Since 1970, Waymouth has pursued a career as a painter, and portraitist. His work has been exhibited in Fischer Fine Art, London (1977, 1978, 1979); Alex Reid & Lefevre, London (1984), Jonathan Clark Fine Art, London (1988), Keller & Greene, Los Angeles (2005), Jonathan Cooper Park Walk Gallery, London (2006). An exhibition entitled Haphash Takes a Trip: The Sixties Work of Nigel Waymouth was due to open at the Idea Generation Gallery in London in September 2011.

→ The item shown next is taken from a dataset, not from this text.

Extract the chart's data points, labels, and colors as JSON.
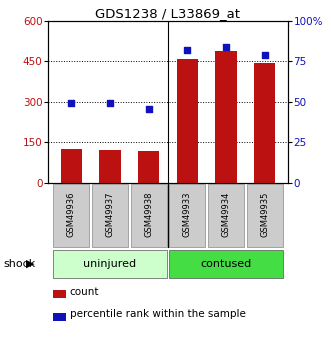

He has been included in the Royal Society of Portrait Painters group show. His works have been commissioned and collected by Mr. and Mrs. Rupert Murdoch, The Duchess of York, The Duke of Devonshire, Mr. and Mrs. Tom Hanks, Mr. Dominick Dunne, Dame Diana Rigg, Mr. Peter Morton, Mr. & Mrs. Eric Idle, Dr. & Mrs. Mortimer Sackler.

Nigel Waymouth lives and works in London. He has two sons by his marriage to interior decorator Lady Victoria Waymouth (1947–2004): Louis Waymouth, who is a writer on The Late Late Show with James Corden, and art curator and sculptor, Adam Waymouth.